While the entire country seems enthralled by a third runner-up of a beauty contest, what exactly is being celebrated? The fact that there are pretty women in the country? That surely holds true for every place on the globe.
But the scores of apparently hugely- profitable beauty contest businesses have latched on to an insatiable global appetite to publicly ogle girls (porn is for more private moments…)
In fact, all of these contests require the same standards of female beauty with little variation except perhaps for skin tone — the same body shapes (maybe more breast or buttock here or there as the near-nudity revealed), pleasing made-up faces, lush hairstyles.
The world glued to the display female bodies — how intelligent an activity is that, even for Fr. Jerry Orbos (did he shut his eyes during the bikini segment?) who said in print that he was very proud of her (innocuous and predictable) statement of love for God.
In an interview, she went one further and said it was God speaking through her mouth — wow!
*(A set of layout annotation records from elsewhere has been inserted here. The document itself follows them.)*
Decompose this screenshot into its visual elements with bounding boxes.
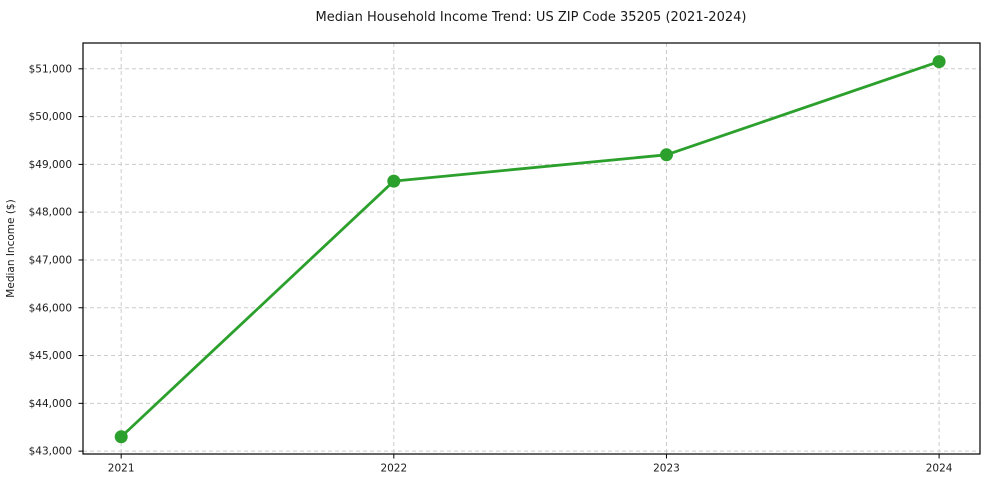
y-tick-label: $49,000	[29, 159, 72, 171]
grid-layer	[83, 43, 980, 454]
plot-border	[82, 42, 981, 455]
data-point-2023	[660, 148, 673, 162]
y-axis-label: Median Income ($)	[5, 199, 17, 297]
x-tick-label: 2021	[108, 463, 135, 475]
y-tick-label: $43,000	[29, 446, 72, 458]
x-tick-label: 2024	[926, 463, 953, 475]
axes-layer: $43,000 $44,000 $45,000 $46,000 $47,000 $48,0…	[29, 42, 981, 475]
data-point-2021	[114, 430, 128, 444]
y-tick-label: $51,000	[29, 63, 72, 75]
data-point-2022	[387, 174, 401, 188]
trend-line	[119, 60, 941, 439]
y-tick-label: $50,000	[29, 111, 72, 123]
x-tick-label: 2022	[380, 463, 407, 475]
y-tick-label: $44,000	[29, 398, 72, 410]
chart-title: Median Household Income Trend: US ZIP Co…	[316, 10, 747, 25]
y-tick-label: $48,000	[29, 207, 72, 219]
y-tick-label: $45,000	[29, 350, 72, 362]
y-tick-label: $46,000	[29, 302, 72, 314]
data-point-2024	[932, 55, 946, 69]
y-tick-label: $47,000	[29, 254, 72, 266]
series-layer	[114, 55, 946, 444]
x-tick-label: 2023	[653, 463, 680, 475]
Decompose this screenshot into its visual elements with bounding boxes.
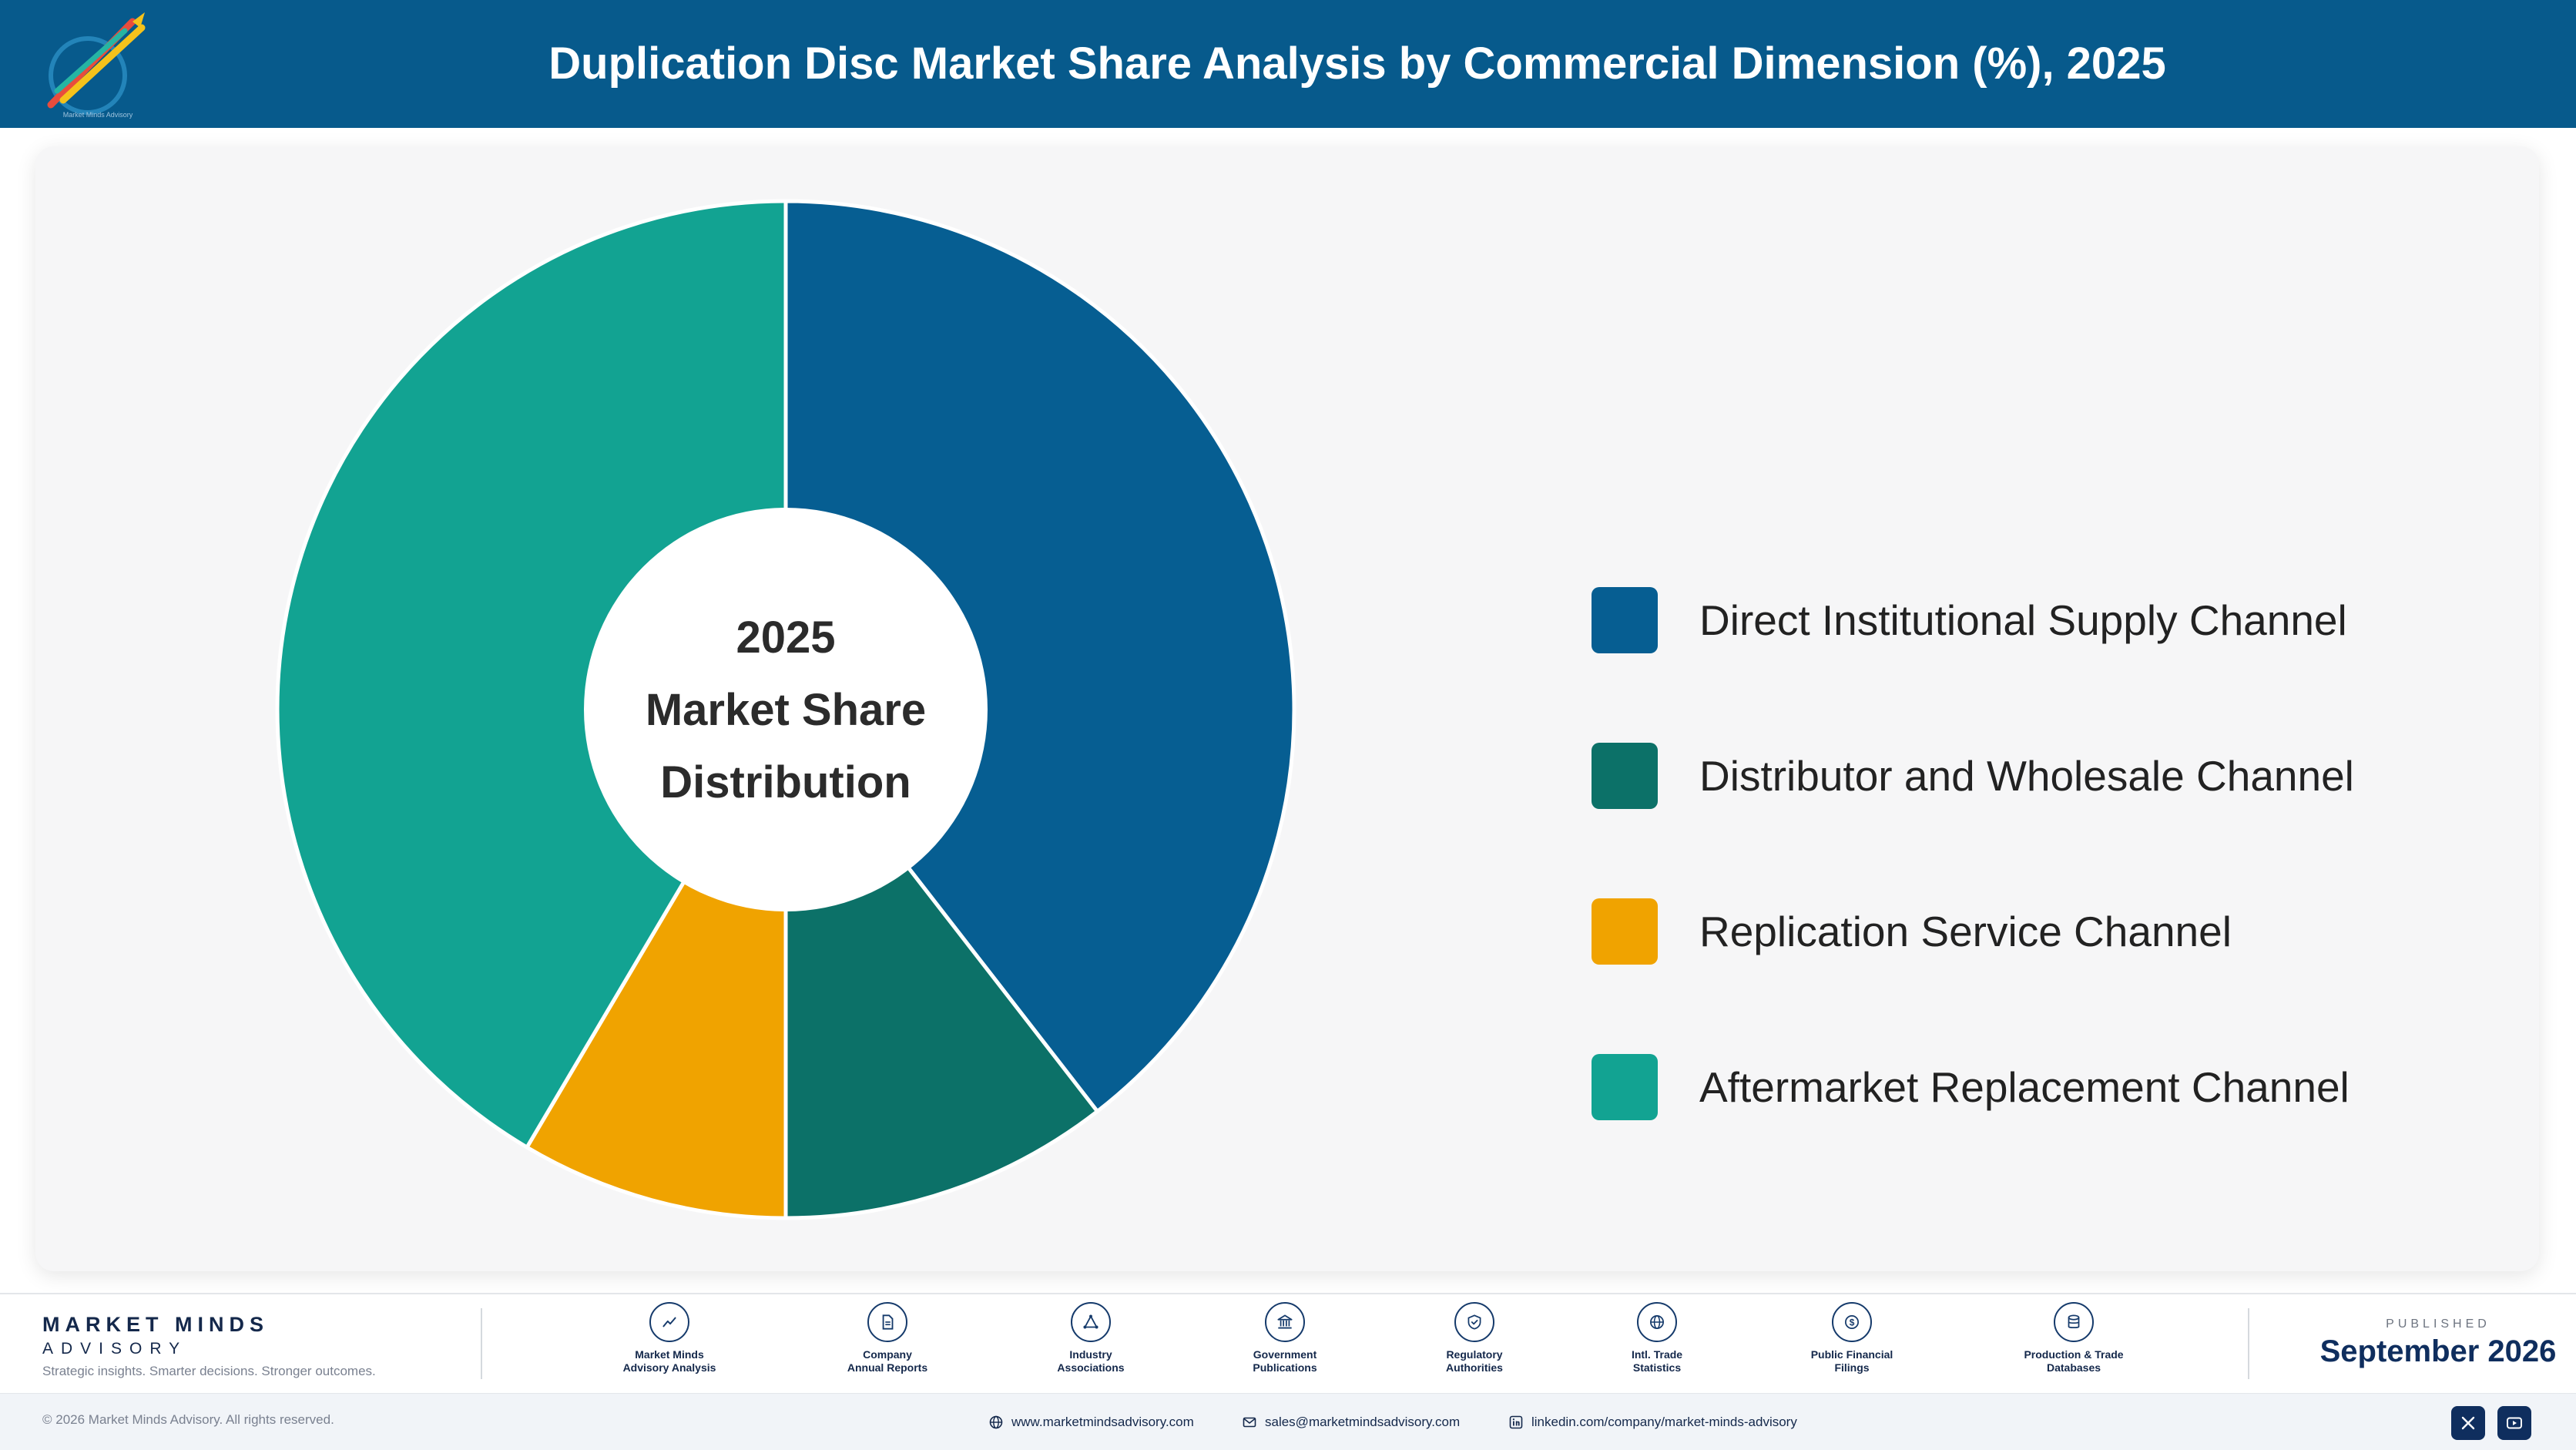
brand-sub: ADVISORY — [42, 1340, 188, 1358]
pie-slice-4[interactable] — [275, 199, 788, 1150]
source-label: Production & Trade Databases — [2024, 1348, 2124, 1374]
source-label: Market Minds Advisory Analysis — [622, 1348, 716, 1374]
source-item: Government Publications — [1200, 1302, 1370, 1387]
source-item: Production & Trade Databases — [1989, 1302, 2158, 1387]
trend-chart-icon — [649, 1302, 689, 1342]
source-label: Company Annual Reports — [847, 1348, 928, 1374]
center-label-line-1: 2025 — [736, 613, 835, 663]
data-sources: Market Minds Advisory Analysis Company An… — [0, 1294, 2576, 1395]
linkedin-icon — [1509, 1415, 1523, 1429]
donut-center — [584, 508, 988, 911]
legend-swatch — [1592, 1054, 1658, 1120]
legend-swatch — [1592, 898, 1658, 965]
logo-text: Market Minds Advisory — [63, 111, 133, 119]
center-label-line-3: Distribution — [660, 757, 911, 807]
source-item: Industry Associations — [1006, 1302, 1176, 1387]
footer-divider-left — [481, 1308, 482, 1379]
source-label: Industry Associations — [1057, 1348, 1125, 1374]
x-icon — [2461, 1416, 2475, 1430]
network-icon — [1071, 1302, 1111, 1342]
globe-icon — [989, 1415, 1003, 1429]
website-text: www.marketmindsadvisory.com — [1011, 1415, 1194, 1429]
legend-label: Distributor and Wholesale Channel — [1699, 752, 2354, 800]
mail-icon — [1243, 1417, 1256, 1428]
legend-item[interactable]: Aftermarket Replacement Channel — [1592, 1052, 2439, 1122]
chart-card: 2025 Market Share Distribution Direct Inst… — [35, 146, 2539, 1271]
source-label: Public Financial Filings — [1810, 1348, 1893, 1374]
source-item: Market Minds Advisory Analysis — [585, 1302, 754, 1387]
svg-text:$: $ — [1850, 1317, 1855, 1327]
source-label: Regulatory Authorities — [1446, 1348, 1503, 1374]
pie-slice-1[interactable] — [783, 199, 1296, 1113]
pencil-rocket-logo-icon: Market Minds Advisory — [47, 12, 146, 119]
government-building-icon — [1265, 1302, 1305, 1342]
brand-tagline: Strategic insights. Smarter decisions. S… — [42, 1364, 376, 1378]
source-item: $ Public Financial Filings — [1767, 1302, 1937, 1387]
footer-bottom-bar: © 2026 Market Minds Advisory. All rights… — [0, 1393, 2576, 1450]
website-link[interactable]: www.marketmindsadvisory.com — [988, 1411, 1194, 1434]
shield-check-icon — [1454, 1302, 1494, 1342]
email-text: sales@marketmindsadvisory.com — [1265, 1415, 1461, 1429]
database-icon — [2054, 1302, 2094, 1342]
legend-swatch — [1592, 743, 1658, 809]
legend-label: Replication Service Channel — [1699, 908, 2232, 955]
brand-name: MARKET MINDS — [42, 1313, 269, 1336]
footer-divider-right — [2248, 1308, 2249, 1379]
source-label: Government Publications — [1253, 1348, 1317, 1374]
document-icon — [867, 1302, 907, 1342]
email-link[interactable]: sales@marketmindsadvisory.com — [1242, 1411, 1460, 1434]
source-item: Company Annual Reports — [803, 1302, 972, 1387]
source-label: Intl. Trade Statistics — [1631, 1348, 1683, 1374]
source-item: Intl. Trade Statistics — [1572, 1302, 1742, 1387]
page-title: Duplication Disc Market Share Analysis b… — [548, 39, 2166, 89]
center-label-line-2: Market Share — [646, 685, 926, 735]
copyright: © 2026 Market Minds Advisory. All rights… — [42, 1412, 334, 1427]
legend-label: Direct Institutional Supply Channel — [1699, 596, 2347, 644]
donut-chart: 2025 Market Share Distribution — [275, 199, 1296, 1220]
x-social-button[interactable] — [2451, 1406, 2485, 1440]
youtube-social-button[interactable] — [2497, 1406, 2531, 1440]
linkedin-text: linkedin.com/company/market-minds-adviso… — [1531, 1415, 1797, 1429]
legend-item[interactable]: Distributor and Wholesale Channel — [1592, 741, 2439, 811]
source-item: Regulatory Authorities — [1390, 1302, 1559, 1387]
legend-label: Aftermarket Replacement Channel — [1699, 1063, 2350, 1111]
legend-swatch — [1592, 587, 1658, 653]
coin-icon: $ — [1832, 1302, 1872, 1342]
published-label: PUBLISHED — [2386, 1317, 2490, 1331]
header-bar: Market Minds Advisory Duplication Disc M… — [0, 0, 2576, 128]
legend-item[interactable]: Replication Service Channel — [1592, 897, 2439, 966]
published-date: September 2026 — [2319, 1334, 2557, 1368]
youtube-icon — [2507, 1417, 2522, 1429]
footer: MARKET MINDS ADVISORY Strategic insights… — [0, 1293, 2576, 1450]
linkedin-link[interactable]: linkedin.com/company/market-minds-adviso… — [1508, 1411, 1797, 1434]
globe-icon — [1637, 1302, 1677, 1342]
legend-item[interactable]: Direct Institutional Supply Channel — [1592, 586, 2439, 655]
God on a beauty pageant stage in Sao Paolo!
The media coverage of this great achievement is relentless, and a TV commentator congratulated her for her “contribution to the country”.
What contribution was that, exactly? Never mind that our maternal mortality rate is the worst in the region, that not one of our universities make it to an international list of good universities, that we do make it to the list of most corrupt countries, that we are the greatest importer of rice because we can’t grow enough even as vast tracks of land lie uncultivated, that we export our women to be the servants of the world, that our natural environment is among the most endangered, that every single day on local radio streams of people beg for the help of strangers for their kin in hospital because public health care is a shambles.
Forget all that — our girl really strut her stuff! She’s a nice girl at that, and will surely build great houses some day, just sucked in like more and more people today by an inexorable tide of cultural hollowness.
We have sunk to such depths that a PhD holder of a prime university finds it sensible to judge contests of mostly children dancing or singing popular American songs with lyrics they can’t possibly understand (including about having sex) with the aim of declaring the winner a “star.”
The message is out loud and clear that to be on display as one sort of “star” or another is a legitimate ambition for children and young people.
That is television’s message, and the call of every fiesta, every beauty pageant, every DSWD day-care “Prince and Princess” contest, not to mention “Sexy Lola” contests.
Sorry, folks, about the recurring rant in this space. How women are regarded just hasn’t progressed a whit.
And isn’t it a continuing cause for dismay that the notion of achievement itself is so degraded? How are a sense of what is worthwhile, worthy of respect, of what may be meaningful goals to be restored?
The Tagalog expression mababaw na kaligayahan gets it about right in describing what’s happening to this society.